In meinen letzten Kolumnen legte ich dar, dass dem menschlichen Handeln eine logische Struktur zu Grunde liegt, die der geniale Ökonom Ludwig von Mises (1881–1973) erkannte, aufschlüsselte und als Praxeologie bezeichnete. Dank dieser Handlungslogik können wir menschliches Handeln klar in feindliches, freundliches und – zumindest – friedliches Handeln kategorisieren, und zwar a priori, das heißt, wir müssen dies nicht ständig empirisch testen (und könnten es auch gar nicht). Wir konnten die Prinzipien einer friedlichen Gesellschaft darstellen und dass Agenda 2030-Ziele, wie sie die Vereinten Nationen postulieren, sich auf friedlichem Wege nur durch freiwillige Kooperation erreichen lassen – also ohne die Androhung von Zwang und Gewalt gegen friedliche Menschen.
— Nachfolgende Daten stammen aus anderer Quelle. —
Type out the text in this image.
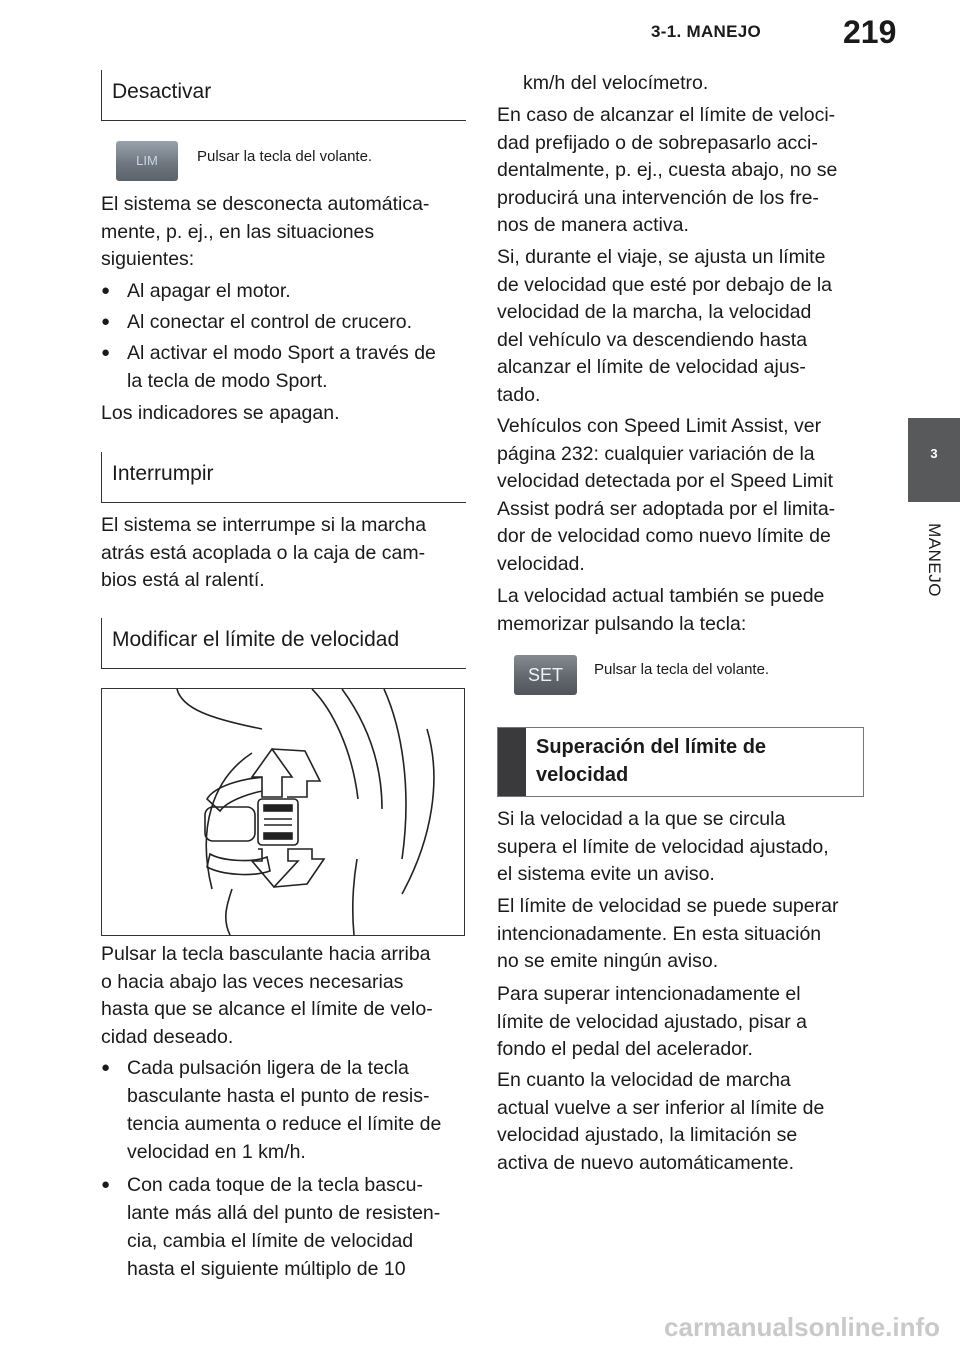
3-1. MANEJO	219
3
MANEJO
Desactivar
LIM	Pulsar la tecla del volante.

El sistema se desconecta automática-

mente, p. ej., en las situaciones

siguientes:

● Al apagar el motor.

● Al conectar el control de crucero.

● Al activar el modo Sport a través de

la tecla de modo Sport.

Los indicadores se apagan.

Interrumpir

El sistema se interrumpe si la marcha

atrás está acoplada o la caja de cam-

bios está al ralentí.

Modificar el límite de velocidad

Pulsar la tecla basculante hacia arriba

o hacia abajo las veces necesarias

hasta que se alcance el límite de velo-

cidad deseado.

● Cada pulsación ligera de la tecla

basculante hasta el punto de resis-

tencia aumenta o reduce el límite de

velocidad en 1 km/h.

● Con cada toque de la tecla bascu-

lante más allá del punto de resisten-

cia, cambia el límite de velocidad

hasta el siguiente múltiplo de 10

km/h del velocímetro.

En caso de alcanzar el límite de veloci-

dad prefijado o de sobrepasarlo acci-

dentalmente, p. ej., cuesta abajo, no se

producirá una intervención de los fre-

nos de manera activa.

Si, durante el viaje, se ajusta un límite

de velocidad que esté por debajo de la

velocidad de la marcha, la velocidad

del vehículo va descendiendo hasta

alcanzar el límite de velocidad ajus-

tado.

Vehículos con Speed Limit Assist, ver

página 232: cualquier variación de la

velocidad detectada por el Speed Limit

Assist podrá ser adoptada por el limita-

dor de velocidad como nuevo límite de

velocidad.

La velocidad actual también se puede

memorizar pulsando la tecla:

SET	Pulsar la tecla del volante.
Superación del límite de
velocidad

Si la velocidad a la que se circula

supera el límite de velocidad ajustado,

el sistema evite un aviso.

El límite de velocidad se puede superar

intencionadamente. En esta situación

no se emite ningún aviso.

Para superar intencionadamente el

límite de velocidad ajustado, pisar a

fondo el pedal del acelerador.

En cuanto la velocidad de marcha

actual vuelve a ser inferior al límite de

velocidad ajustado, la limitación se

activa de nuevo automáticamente.

carmanualsonline.info
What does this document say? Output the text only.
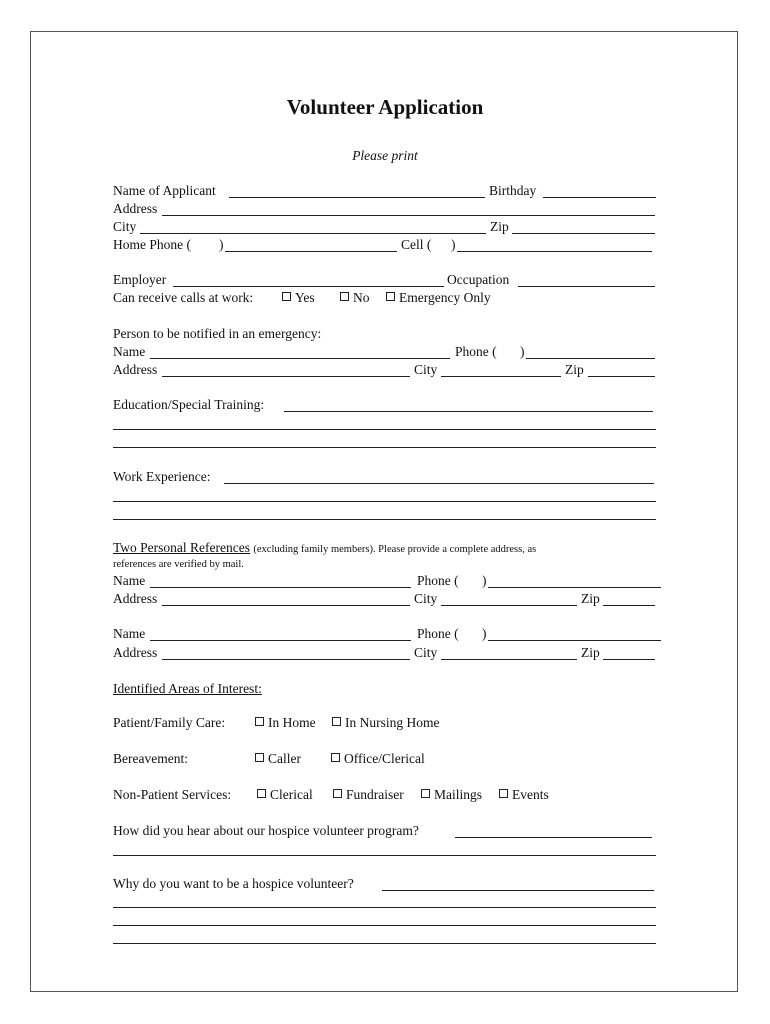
Volunteer Application
Please print
Name of Applicant	Birthday
Address
City	Zip
Home Phone ( )	Cell ( )
Employer	Occupation
Can receive calls at work:	Yes	No	Emergency Only
Person to be notified in an emergency:
Name	Phone ( )
Address	City	Zip
Education/Special Training:
Work Experience:
Two Personal References (excluding family members). Please provide a complete address, as
references are verified by mail.
Name	Phone ( )
Address	City	Zip
Name	Phone ( )
Address	City	Zip
Identified Areas of Interest:
Patient/Family Care:	In Home	In Nursing Home
Bereavement:	Caller	Office/Clerical
Non-Patient Services:	Clerical	Fundraiser	Mailings	Events
How did you hear about our hospice volunteer program?
Why do you want to be a hospice volunteer?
Aus der Praxeologie folgt aber auch, dass Menschen ihre Ziele gemäß ihrem Denken und Fühlen wählen und dass ihr Denken und Fühlen von ihren – oft unbewussten – Einstellungen und Überzeugungen herrühren. Und diese Haltungen der Menschen zu sich und der Welt sind oftmals derart „infantil“ oder „unmündig“, wie etwa C. G. Jung (1875–1961) oder Immanuel Kant (1724–1804) sich ausdrückten, dass viele Menschen eine friedliche Gesellschaft gar nicht begehren. Sie wollen keine Gesellschaft der freiwilligen Kooperation, sondern haben im Grunde feindselige Haltungen zu sich und der Welt. Zudem legte ich dar, dass die Haltungs-Sets der Menschen darüber hinaus in sich widersprüchlich sind, als ob ein Mensch aus verschiedenen „Innenpersonen“ bestünde, die, je nach Lebensbereich, ihre Rolle spielten.

Wie kommen wir da raus?

Ausgang aus der Unmündigkeit

Wie lernen Menschen? Wie lernen sie, erwachsen zu werden? Die erste Stufe ist die der unbewussten Inkompetenz. Die Menschen kennen ihre infantilen, widersprüchlichen Haltungen zu sich und der Welt nicht und das ist ihnen noch nicht einmal bewusst – es stellt für sie kein Problem dar. Von der Wiege bis zur Bahre bleiben sie in ihrer Infantilität befangen. Die Initiation durch Dritte, also dass man die Menschen auf die infantilen und widersprüchlichen Haltungen aufmerksam macht und ihnen „beim Wachsen hilft“, spielt heute für alle praktischen Belange keine Rolle mehr. Konfirmation, Kommunion oder Jungendweihe sind inhaltslose Überbleibsel, die die Bedeutung von Initiation heute nicht einmal mehr erahnen lassen. Heute ist es die Krise, welche die große Rolle beim „Ausgang aus der Unmündigkeit“ spielt.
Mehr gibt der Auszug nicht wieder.